In Capital One, the court held that the imposition of the Massachusetts financial institutions excise tax on banks that lacked a physical presence in the state met the substantial nexus requirement of the U.S. Constitution's Commerce Clause because the banks issued credit cards used by state residents.

Ruling on Geoffrey, the court said the state's imposition of a corporate excise tax satisfied the substantial nexus test because the firm's trademark licensing exclusively to Toys “R” Us-Mass Inc. and Baby Superstore generated continued business and substantial annual royalty income from stores in the state.

Virginia and South Dakota urged the U.S. Supreme Court to grant review because “[s]tates that do not presently rely on the economic-nexus approach need this Court's guidance to gain an accurate and reliable understanding of what is and is not constitutionally permissible. The states need that guidance before deciding to venture down that road and run the risk of subsequent invalidation, with all of the attendant disruption to revenues and services that this would entail.”

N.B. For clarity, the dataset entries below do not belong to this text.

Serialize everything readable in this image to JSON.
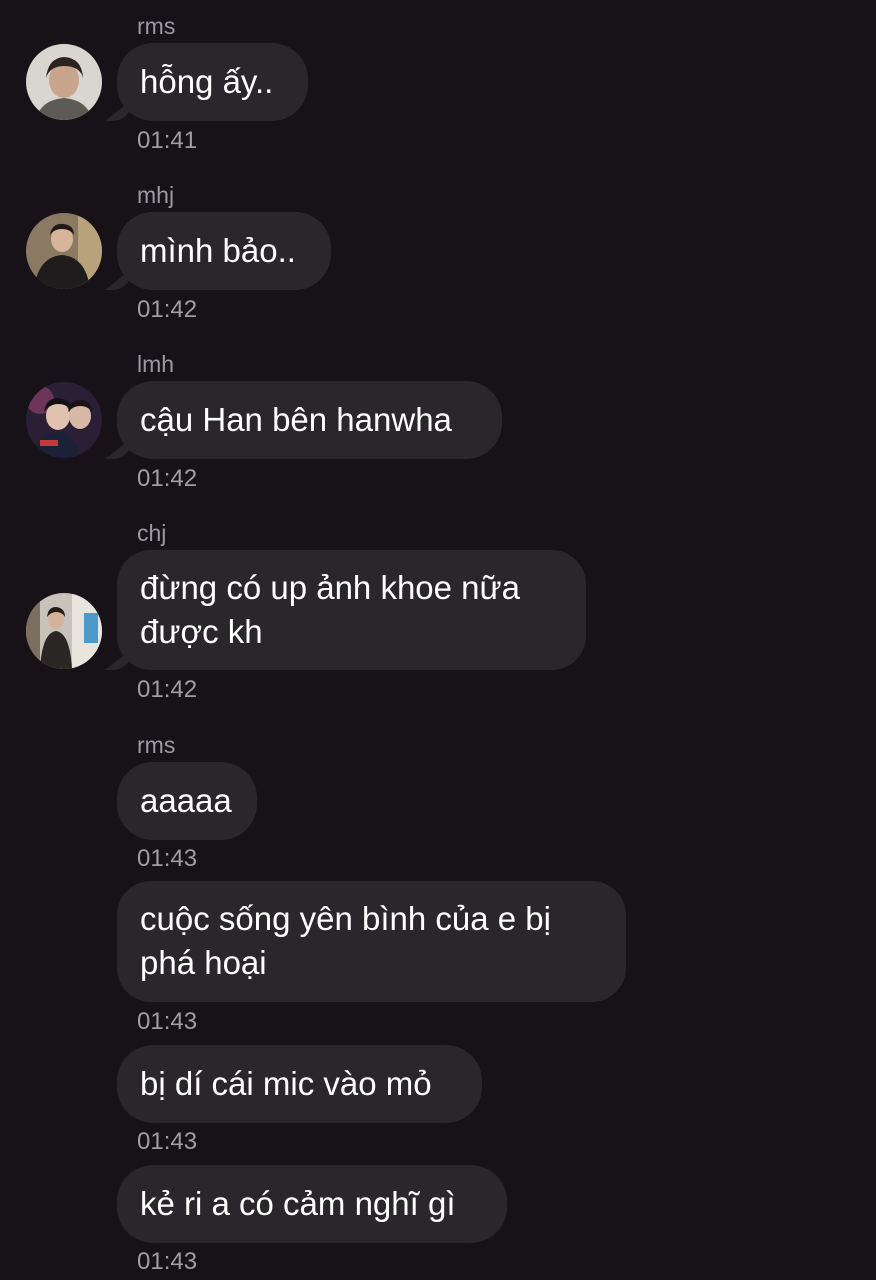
{
  "messages": [
    {
      "sender": "rms",
      "text": "hỗng ấy..",
      "time": "01:41",
      "avatar_icon": "user-avatar-rms"
    },
    {
      "sender": "mhj",
      "text": "mình bảo..",
      "time": "01:42",
      "avatar_icon": "user-avatar-mhj"
    },
    {
      "sender": "lmh",
      "text": "cậu Han bên hanwha",
      "time": "01:42",
      "avatar_icon": "user-avatar-lmh"
    },
    {
      "sender": "chj",
      "text": "đừng có up ảnh khoe nữa được kh",
      "time": "01:42",
      "avatar_icon": "user-avatar-chj"
    },
    {
      "sender": "rms",
      "text": "aaaaa",
      "time": "01:43"
    },
    {
      "text": "cuộc sống yên bình của e bị phá hoại",
      "time": "01:43"
    },
    {
      "text": "bị dí cái mic vào mỏ",
      "time": "01:43"
    },
    {
      "text": "kẻ ri a có cảm nghĩ gì",
      "time": "01:43"
    }
  ],
  "colors": {
    "background": "#161217",
    "bubble": "#2a272c",
    "meta_text": "#a09da3"
  }
}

Physical Presence Issue Left Unresolved

Paul Frankel, partner in Morrison & Foerster, which represented Geoffrey, told BNA the court's denial of cert. for Geoffrey and Capital One leaves the economic nexus question still open in most states.

“The great unresolved issue in our field is whether you can impose a tax without physical presence. Any tax,” Frankel said. “We know they can't do it in sales and use tax because of Quill and Bellas Hess.”

There are about 35 states which have not dealt with the question of economic nexus for other taxes, Frankel noted.

“We have cases moving up in other states,” he said. “I am convinced they will take this issue at some point. It may be next year or it may be five years out, but they will take it; they will resolve this.”

Meanwhile, Lard said, the Supreme Court's refusal to take either of the Massachusetts cases means that some states may take the economic presence standard even further than they have so far.

Lard described economic nexus as a standard that has been applied in “waves.”

The first wave was an effort by states to challenge intangible holding companies. The second wave was an effort to impose income or business taxes on out-of-state banks based on activities of in-state credit card customers.
The “third wave” is exemplified by a recent case in which New Jersey assessed the corporation business tax against a Colorado computer company based on its having licensed software in the state.

In that case, the taxpayer prevailed at the New Jersey Tax Court, Lard said, “but it's an example of where states are going.”